Uma faixa avisando a medida estava afixada nos terminais mas, segundo a Dersa, já foi retirada e os serviços seguem mantidos.
A iniciativa iria atingir dezenas de trabalhadores portuários e de outros segmentos profissionais que teriam que andar cerca de dois quilômetros para atravessar de catraia, pelo terminal de embarque e desembarque que fica atrás do Mercado Municipal, na Vila Nova.
A também iria penalizar os cerca de 80 catraieiros, que seriam obrigados a assumir a demanda imposta. Atualmente, aos catraieiros transportam oito mil pessoas por dia. As barcas da Dersa transportam entre 25 e 30 mil. O número de madrugada é reduzido, mas vai gerar desconforto.
Regulamentação
Além de assumir o contingente da Dersa sempre que há uma situação inusitada, como a pandemia, por exemplo, os catraieiros reclamam que, desde 1986, quando o decreto ministerial foi assinado, a categoria aguarda a tão regulamentação do transporte.
“Existe um grande número de trabalhadores portuários que trabalham a noite que ficaram sem transporte. As catraias não serão responsáveis pelas atitudes errada da Dersa. Já fizemos inúmeros pedidos de reunião com a Secretaria de Logística e Transportes do Estado de São Paulo no sentido de fazer valer o decreto”, afirma o catraieiro Adilson Santos, da Associação dos Catraieiros de Santos e Vicente de Carvalho.
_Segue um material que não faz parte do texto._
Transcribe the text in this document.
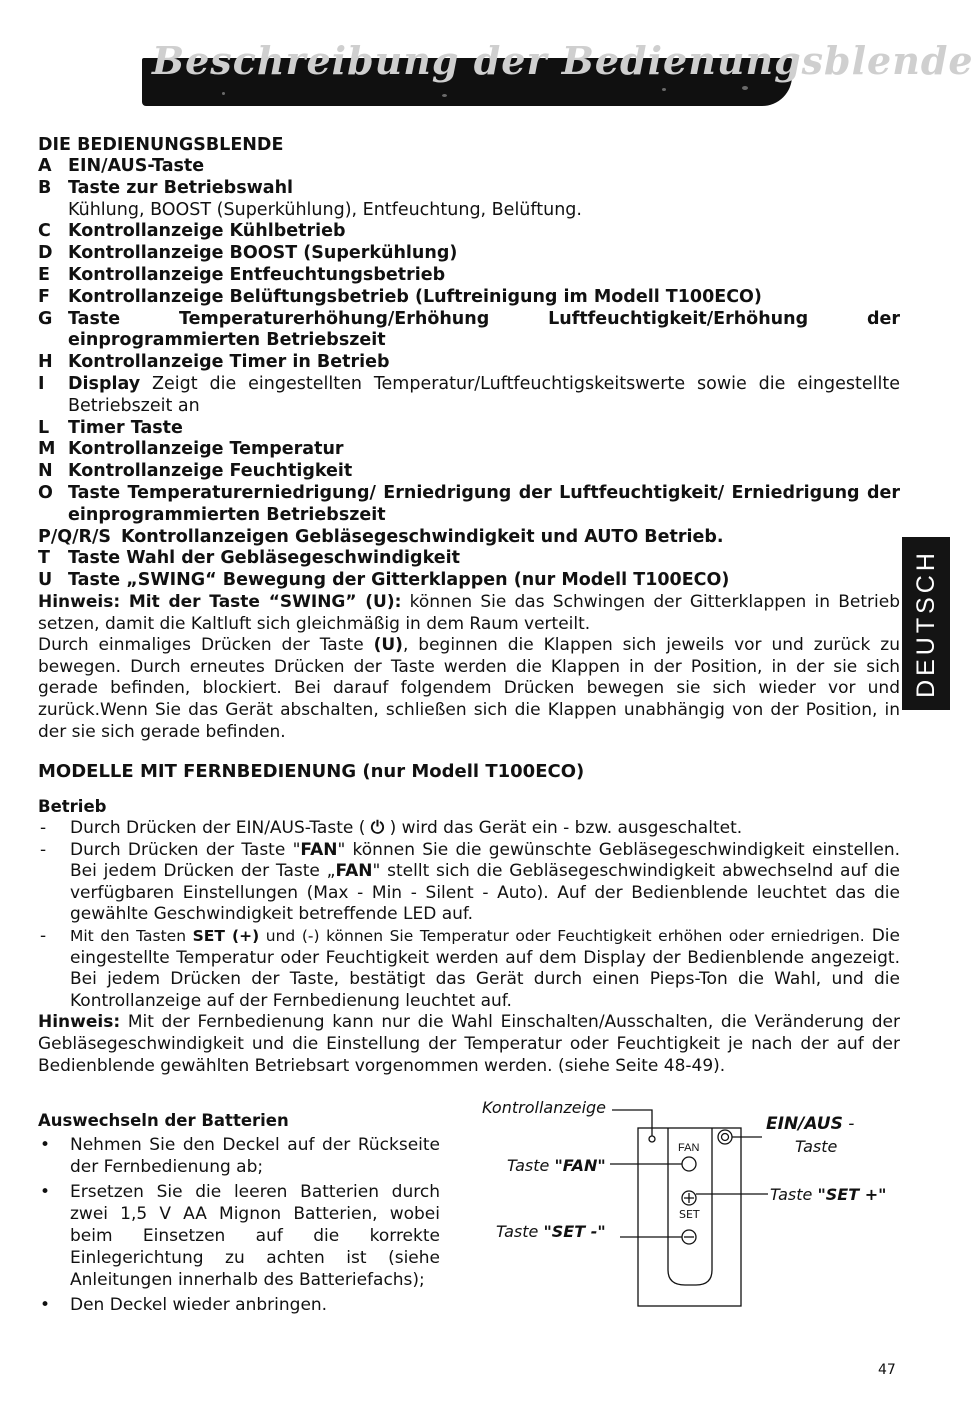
Beschreibung der Bedienungsblende
DEUTSCH

DIE BEDIENUNGSBLENDE

A EIN/AUS-Taste
B Taste zur Betriebswahl
Kühlung, BOOST (Superkühlung), Entfeuchtung, Belüftung.
C Kontrollanzeige Kühlbetrieb
D Kontrollanzeige BOOST (Superkühlung)
E	Kontrollanzeige Entfeuchtungsbetrieb
F	Kontrollanzeige Belüftungsbetrieb (Luftreinigung im Modell T100ECO)
G Taste Temperaturerhöhung/Erhöhung Luftfeuchtigkeit/Erhöhung der einprogrammierten Betriebszeit
H Kontrollanzeige Timer in Betrieb
I	Display Zeigt die eingestellten Temperatur/Luftfeuchtigskeitswerte sowie die eingestellte Betriebszeit an
L	Timer Taste
M Kontrollanzeige Temperatur
N Kontrollanzeige Feuchtigkeit
O Taste Temperaturerniedrigung/ Erniedrigung der Luftfeuchtigkeit/ Erniedrigung der einprogrammierten Betriebszeit
P/Q/R/S Kontrollanzeigen Gebläsegeschwindigkeit und AUTO Betrieb.
T	Taste Wahl der Gebläsegeschwindigkeit
U Taste „SWING“ Bewegung der Gitterklappen (nur Modell T100ECO)

Hinweis: Mit der Taste “SWING” (U): können Sie das Schwingen der Gitterklappen in Betrieb setzen, damit die Kaltluft sich gleichmäßig in dem Raum verteilt.

Durch einmaliges Drücken der Taste (U), beginnen die Klappen sich jeweils vor und zurück zu bewegen. Durch erneutes Drücken der Taste werden die Klappen in der Position, in der sie sich gerade befinden, blockiert. Bei darauf folgendem Drücken bewegen sie sich wieder vor und zurück.Wenn Sie das Gerät abschalten, schließen sich die Klappen unabhängig von der Position, in der sie sich gerade befinden.

MODELLE MIT FERNBEDIENUNG (nur Modell T100ECO)

Betrieb

-	Durch Drücken der EIN/AUS-Taste ( ⏻ ) wird das Gerät ein - bzw. ausgeschaltet.
-	Durch Drücken der Taste "FAN" können Sie die gewünschte Gebläsegeschwindigkeit einstellen. Bei jedem Drücken der Taste „FAN" stellt sich die Gebläsegeschwindigkeit abwechselnd auf die verfügbaren Einstellungen (Max - Min - Silent - Auto). Auf der Bedienblende leuchtet das die gewählte Geschwindigkeit betreffende LED auf.
-	Mit den Tasten SET (+) und (-) können Sie Temperatur oder Feuchtigkeit erhöhen oder erniedrigen. Die eingestellte Temperatur oder Feuchtigkeit werden auf dem Display der Bedienblende angezeigt. Bei jedem Drücken der Taste, bestätigt das Gerät durch einen Pieps-Ton die Wahl, und die Kontrollanzeige auf der Fernbedienung leuchtet auf.

Hinweis: Mit der Fernbedienung kann nur die Wahl Einschalten/Ausschalten, die Veränderung der Gebläsegeschwindigkeit und die Einstellung der Temperatur oder Feuchtigkeit je nach der auf der Bedienblende gewählten Betriebsart vorgenommen werden. (siehe Seite 48-49).

Auswechseln der Batterien

•	Nehmen Sie den Deckel auf der Rückseite der Fernbedienung ab;
•	Ersetzen Sie die leeren Batterien durch zwei 1,5 V AA Mignon Batterien, wobei beim Einsetzen auf die korrekte Einlegerichtung zu achten ist (siehe Anleitungen innerhalb des Batteriefachs);
•	Den Deckel wieder anbringen.
FAN
SET
Kontrollanzeige
EIN/AUS -
Taste
Taste "FAN"
Taste "SET +"
Taste "SET -"
47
Ele também luta por um reajuste das tarifas, congeladas há um ano no valor de R$ 1,55.
França
Segundo Santos, o ex-governador Márcio França teria baixado um decreto exigindo a regulamentação. “Mas também não foi seguido. A Marinha só fiscaliza equipamentos e embarcações. A regulamentação facilitaria a fiscalização, inclusive do Ministério Público; a definição de tarifas; investimentos em atracadouros; enfim, melhoria do serviço de travessia. Temos autorização do transporte, mas não o regulamento”, enfatiza.
A Reportagem tentou obter um posicionamento da Secretaria de Logística e Transporte e obteve a seguinte resposta: “a Dersa informa que é responsável pelo transporte público de passageiros por meio de lanchas e balsas. As catraias são privadas e, portanto, não são regulamentadas pela empresa”.